Designing an experience that embeds within a developer's workspace

What is StormForge?

StormForge is platform that combines performance testing and automated resource tuning to deliver Kubernetes application performance at lowest possible cost.


During the redesign of the entire product, we introduced a new core concept called Application to replace Experiments. The design team was responsible for designing the process for creating an application. The GUI and the command line interface for creating an application had to be designed side by side. I was responsible for the command line interface.

The command line interface hold as much weight as the GUI, and possibly even more important as it allows a developer to stay within their work environment.

Our Users // DevOps & SRE Engineers

Our users are advanced tech savvy developers who don't require a graphic user interface to achieve their goals. From our user interviews, we learned that every thing is mostly done on command lines.


Lead Product Designer. Responsible for the end-to-end user experience and coordinations with relevant stakeholders


Optimization Tool Team


1 month

Setting the Goal & Desired Outcome

This is may be for a small set of users, but we want to create a utilitarian tool, so that people can stay within one environment to get work done. Based on our users' day to day, success is being able to create an application via command lines. Thus, shortening the time to accomplish a task of optimizing your load tests.


Prior to this project, I worked on designing an experience for creating applications in the StormForge UI. Our user flow is based on the graphic interface design but with some differences.

This project was a different type of UX work. This wasn't a standard visual user interface. Instead, I was challenged to create user experience through words via the terminal.

Application UI in StormForge

General user flow

The Process

First, I wrote a script in Google Docs of the entire process of creating an application. This was based off the UI work that was previously done. This script helped determine the keyboard actions necessary for the design.

Next, I presented the script to the engineer, explaining the necessary keyboard actions.

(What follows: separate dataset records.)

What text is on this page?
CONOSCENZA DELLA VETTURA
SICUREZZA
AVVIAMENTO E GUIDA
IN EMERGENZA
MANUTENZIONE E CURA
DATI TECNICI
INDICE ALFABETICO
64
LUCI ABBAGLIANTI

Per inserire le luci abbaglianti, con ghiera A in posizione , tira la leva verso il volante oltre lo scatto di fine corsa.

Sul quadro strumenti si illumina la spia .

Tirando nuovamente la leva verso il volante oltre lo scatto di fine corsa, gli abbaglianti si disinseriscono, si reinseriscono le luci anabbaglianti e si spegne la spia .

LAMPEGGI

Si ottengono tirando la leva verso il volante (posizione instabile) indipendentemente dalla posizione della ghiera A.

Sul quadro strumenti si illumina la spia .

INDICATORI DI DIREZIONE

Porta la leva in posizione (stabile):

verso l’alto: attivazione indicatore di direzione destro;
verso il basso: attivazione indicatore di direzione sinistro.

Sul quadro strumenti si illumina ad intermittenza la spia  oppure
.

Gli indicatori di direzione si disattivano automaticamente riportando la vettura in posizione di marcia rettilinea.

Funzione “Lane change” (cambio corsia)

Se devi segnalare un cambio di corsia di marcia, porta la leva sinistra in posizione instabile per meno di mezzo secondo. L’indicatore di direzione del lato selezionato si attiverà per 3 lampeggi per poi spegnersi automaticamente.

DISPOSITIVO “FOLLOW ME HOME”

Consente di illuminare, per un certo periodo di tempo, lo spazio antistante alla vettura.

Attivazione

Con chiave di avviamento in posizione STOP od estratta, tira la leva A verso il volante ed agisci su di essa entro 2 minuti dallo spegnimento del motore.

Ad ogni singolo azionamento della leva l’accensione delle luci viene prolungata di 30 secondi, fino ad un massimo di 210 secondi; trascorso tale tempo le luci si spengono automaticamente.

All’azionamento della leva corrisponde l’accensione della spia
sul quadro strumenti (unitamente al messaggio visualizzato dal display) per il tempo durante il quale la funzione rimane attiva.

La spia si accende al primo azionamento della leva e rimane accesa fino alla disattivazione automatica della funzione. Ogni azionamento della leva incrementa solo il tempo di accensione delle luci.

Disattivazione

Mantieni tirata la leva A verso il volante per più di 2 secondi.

The actions we needed were up, down, select, remove, back, quit, multi-select, etc. They came back to me with a few frameworks for building terminal applications. After evaluating the frameworks, we agreed on using a framework called Bubble Tea.

It is useful to have experience with using the terminal, Vim, or coding when designing terminal applications. I used commonly used keyboard actions for most of the actions, so that users won't have to think much on how to navigate the application (ex. q for quit; x for select/unselect).

The biggest challenge was that some keyboard actions were off-limits because of actions reserved for the terminal. For example, I couldn't use up and down arrows, to move through a list of tests. Instead, I choose to use 'j' and 'k' because these are used in Vim to move from left to right or up and down.

The design was delivered via Google Docs. This included the keyboard actions and carefully proofread prompts for each step.

Command line interface design; mostly content designing

Side Note: Bubble Tea allowed emoticon usage. Using emoticons, was a fun way to create delightful experiences. When it was detected that the user had all the requirement, we can use a happy face to say we have detected it and we're ready to go!

CLI Create Experiment


To improve this design further, we plan write a more detailed version of this script, which can be accessed by appending '-v' to the current command 'stormforge run'. The reason for this is to reinforce more education around the understanding and benefits of optimizing your load tests.